Biraz gerilerek yumruk attım.James başını eğmiş burnunun kanayıp kanamamasını eli ile kontrol etti,kanıyordu.Bir anda başını kaldırıp üstüme atladı.Yere düşmüştüm.Üstüme geçip yüzüme vurmaya başladı.Ellerim ile yüzümü korumaya çalışıyordum ancak etki yapmıyordu.Ayağım ile kafasını tutarak üstümden attım. Ayağa kalktım, James yerden taş almıştı beni öldürmeye niyetli gibiydi.Tam vuracakken bir ses duyduk. James elindeki taşı bırakmıştı.Hava hafif aydınlıktı ve ağaçların arasında kurt benzeri yaratığın duvarı kırdığını görebiliyorduk.James bana şehre doğru koş diyerek bağırdı.Şehre gitmek çoğu insanın hayatını tehlikeye atmak demekti bu yüzden James' e ben onu başka yere doğru yönlendircem diyerek yaratığı beklemeye başladım. James şehre doğru koşmaya devam ediyordu.

Yaratık bana doğru yaklaşmıştı soluma doğru koşmaya başladım.Yaratık benden daha hızlıydı geçtiği yerlerdeki ağaçları yıkarak geçiyordu ama bu hızlanmasını etkilemiyordu.Nasıl kurulacağım hakkında hiçbir fikrim yoktu ama genede koşuyordum.Yaratık daha da fazla yaklaşmıştı artık öleceğimi biliyor gibiydim koşacak gücüm de kalmamıştı.Bir süre yaratığın nefesini boynumda hissediyordum arkama döndüğümde pençe vuracakken ayağım takılıp biraz büyük daire şeklindeki çukara düşmüştüm.Artık sadece ölümü bekliyordum.Tam üstüme atlıcakken birinin o yaratığa ates benzeri bir büyü ile uzaklaştırmıştı.Yanıma doğru gelerek elini uzattı.Elini tutarak kaldırdı.Ben Allen dedi.Ben de Kevin diyerek tanışmış olduk sonra ise teşekür ettim.Allen bu cesarette neyin nesi diyerek sırıttı.Sen burda ne arıyorsun diye sordum.Öylesine dolaşıyordum dedi.Senin bu yardımını benle şehre gelerek bir şeyler ısmarlasam olur mu Diye sordum.Biraz sırıtarak aslında biraz zamanım var diyerek onayladı.

Şehre doğru giderken sen burda ne arıyorsun dedi.Kaçırılmıştık dedim.Ordan çıkmak çok zor değil miydi diyerek biraz tebessüm etti.Aslinda şanslıydık dedim.

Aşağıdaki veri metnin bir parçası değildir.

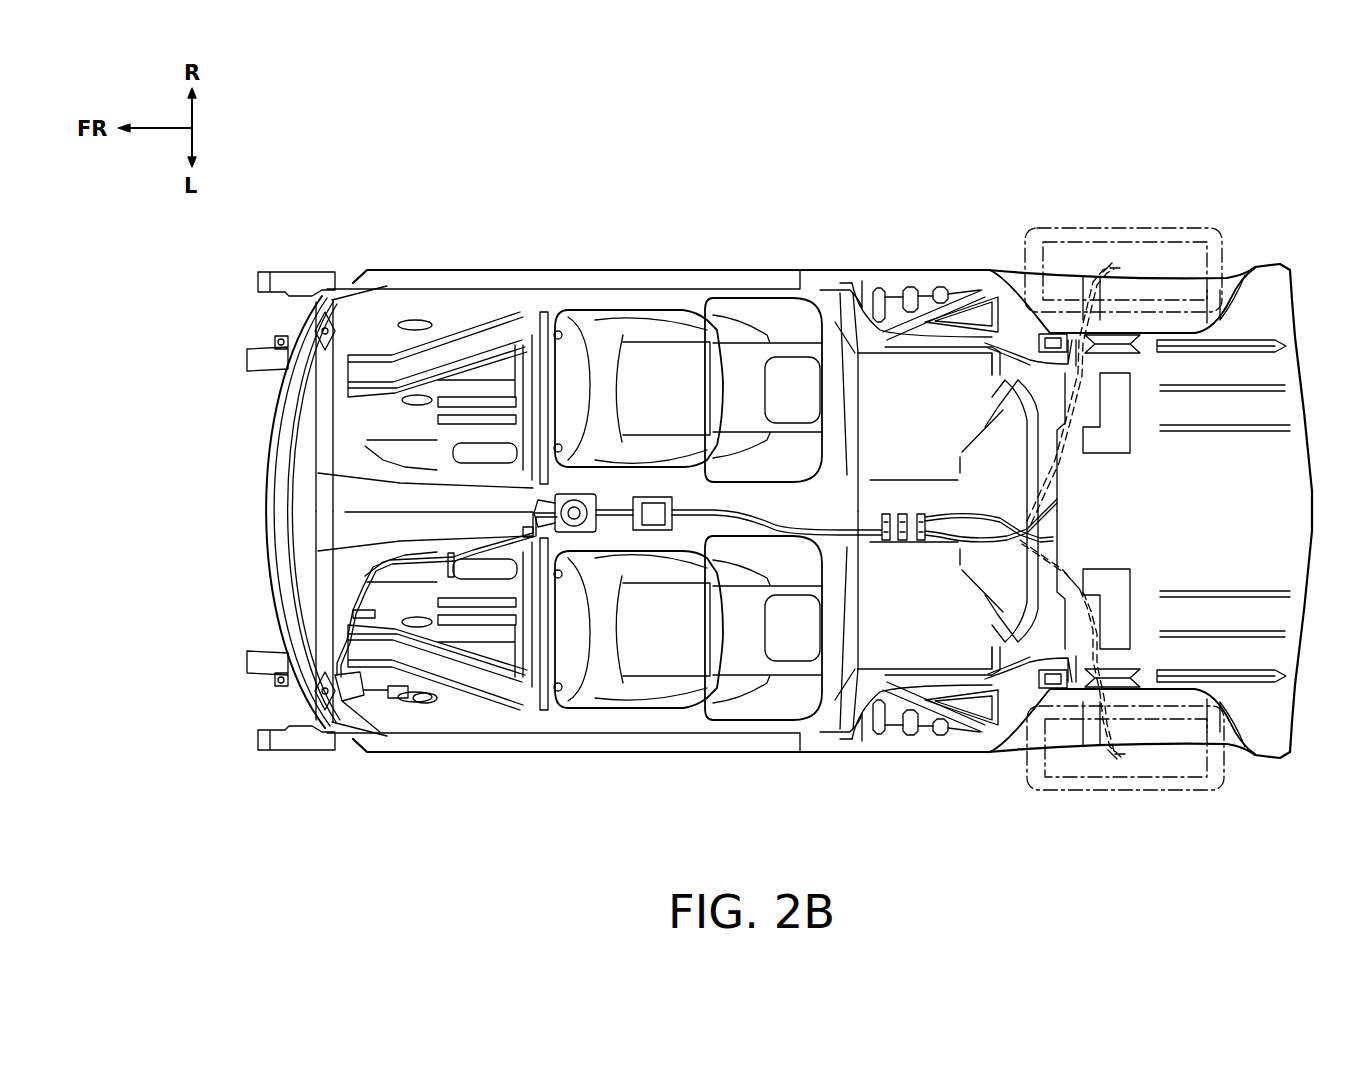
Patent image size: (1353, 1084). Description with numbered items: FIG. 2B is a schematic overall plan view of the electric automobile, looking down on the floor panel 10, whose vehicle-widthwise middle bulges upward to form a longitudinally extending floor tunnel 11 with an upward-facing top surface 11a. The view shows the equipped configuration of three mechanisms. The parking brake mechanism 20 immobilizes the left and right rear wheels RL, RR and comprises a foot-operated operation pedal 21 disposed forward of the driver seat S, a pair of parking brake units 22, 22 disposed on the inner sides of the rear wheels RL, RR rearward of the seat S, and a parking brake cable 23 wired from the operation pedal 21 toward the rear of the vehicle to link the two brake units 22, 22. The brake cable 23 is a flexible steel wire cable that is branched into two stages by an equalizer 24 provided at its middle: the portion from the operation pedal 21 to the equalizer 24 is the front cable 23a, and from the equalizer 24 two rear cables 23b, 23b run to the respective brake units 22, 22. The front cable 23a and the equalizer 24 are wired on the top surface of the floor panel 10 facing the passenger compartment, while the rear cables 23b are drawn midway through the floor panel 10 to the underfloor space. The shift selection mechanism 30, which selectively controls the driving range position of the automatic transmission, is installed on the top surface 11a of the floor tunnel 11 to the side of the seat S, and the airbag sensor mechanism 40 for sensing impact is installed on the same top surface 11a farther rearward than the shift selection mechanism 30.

The floor panel 10 is at (447, 310).
The floor tunnel 11 is at (402, 478).
The top surface 11a is at (385, 517).
The parking brake mechanism 20 is at (480, 543).
The operation pedal 21 is at (385, 705).
The parking brake unit 22 is at (1095, 232).
The parking brake cable 23 is at (788, 528).
The front cable 23a is at (505, 602).
The rear cable 23b is at (1062, 457).
The equalizer 24 is at (907, 545).
The shift selection mechanism 30 is at (578, 492).
The airbag sensor mechanism 40 is at (660, 535).
The seat S is at (657, 662).
The right rear wheel RR is at (1172, 228).
The left rear wheel RL is at (1180, 795).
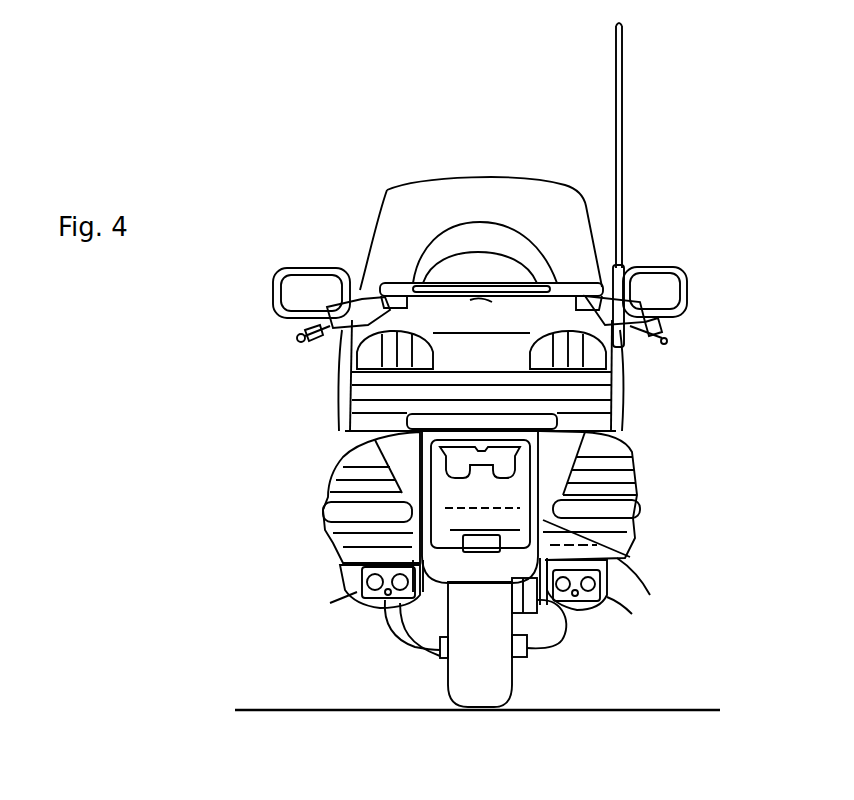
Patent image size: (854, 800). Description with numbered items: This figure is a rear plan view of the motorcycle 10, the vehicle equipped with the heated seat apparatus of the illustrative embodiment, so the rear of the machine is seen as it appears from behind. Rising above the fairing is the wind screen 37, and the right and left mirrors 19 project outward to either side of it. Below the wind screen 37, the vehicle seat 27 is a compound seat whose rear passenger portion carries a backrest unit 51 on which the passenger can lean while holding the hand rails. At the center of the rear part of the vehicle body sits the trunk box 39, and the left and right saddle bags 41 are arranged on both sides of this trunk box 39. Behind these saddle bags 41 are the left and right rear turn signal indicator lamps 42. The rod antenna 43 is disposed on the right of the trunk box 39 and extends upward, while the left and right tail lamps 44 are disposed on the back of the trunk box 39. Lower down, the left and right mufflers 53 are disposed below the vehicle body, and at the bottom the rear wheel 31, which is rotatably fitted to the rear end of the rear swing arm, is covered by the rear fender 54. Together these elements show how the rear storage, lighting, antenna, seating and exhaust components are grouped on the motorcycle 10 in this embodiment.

The motorcycle 10 is at (233, 128).
The mirrors 19 is at (297, 268).
The vehicle seat 27 is at (486, 212).
The rear wheel 31 is at (457, 620).
The wind screen 37 is at (380, 182).
The trunk box 39 is at (490, 313).
The saddle bags 41 is at (330, 447).
The rear turn signal indicator lamps 42 is at (340, 478).
The rod antenna 43 is at (622, 83).
The tail lamps 44 is at (357, 356).
The backrest unit 51 is at (455, 222).
The mufflers 53 is at (353, 590).
The rear fender 54 is at (627, 562).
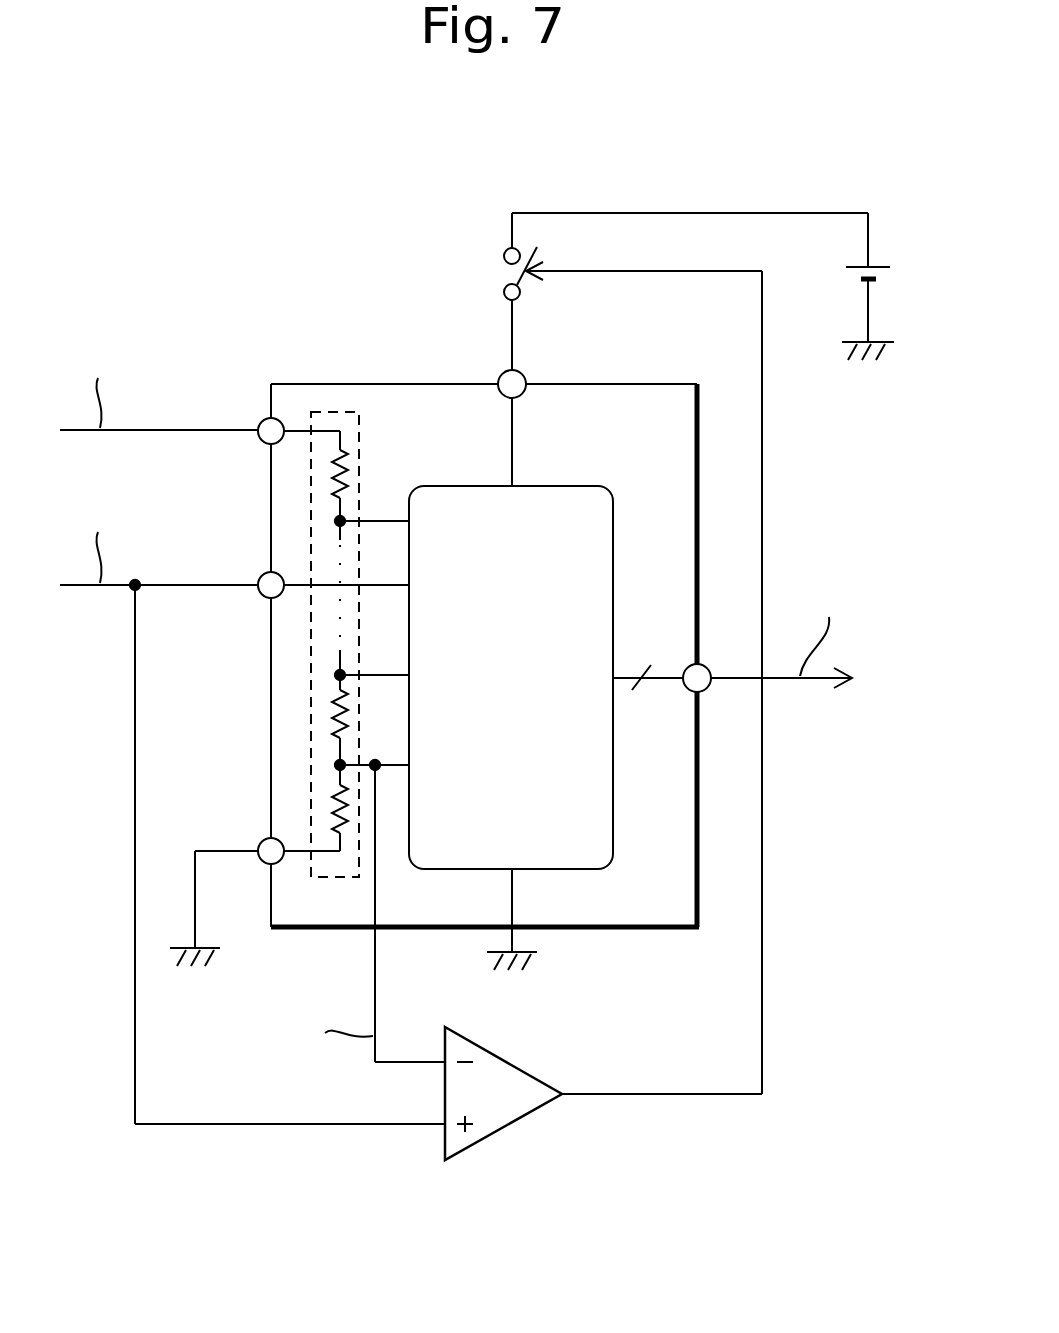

Bir süre böyle konuşarak yürüdük şehre vardığımızda Clara, Rose ve James beni bekliyordu.Rose koşarak sarıldı. James göz kırpmıştı anlamamıştım.Size Allen'ı tanıştırıyım hayatımı kurtardı dedim.Rose yanağından öperek teşekkür etti.Allen'a yemek ısmarlamak için guzel bir restoranta götürmek için Clara'dan telefona bakmasını söyledim.bir süre sonra telefondan yakın ve guzel bir yer bulmuştu ve direk oraya gitmek için taksi çağırdık.Taksi geldiğinde Clara one ve biz arkaya oturuyormuştuk.Arkada sıkışıktık ama gideceğimiz yer yakın olduğu icin sorun etmiyorduk.

Gideceğimiz yere varmıştık.Oturduk ve ne yiyecegimizi seçerek yemeğe başladık.Allen ben ne istediysem ondan yedi.Yemek sonra gülümseyerek teşekkür etti ve bana müsade diyerek vedalaştık.Allen'ı başka ne zaman görebilecektim ki diye düşündüm.Clara bugün çok şey yaşadınız artık dinlenelim demesiyle restauranttan kalktık ve ustanın kaldığı yere doğru gitmek için tekrar taksi çağırdık.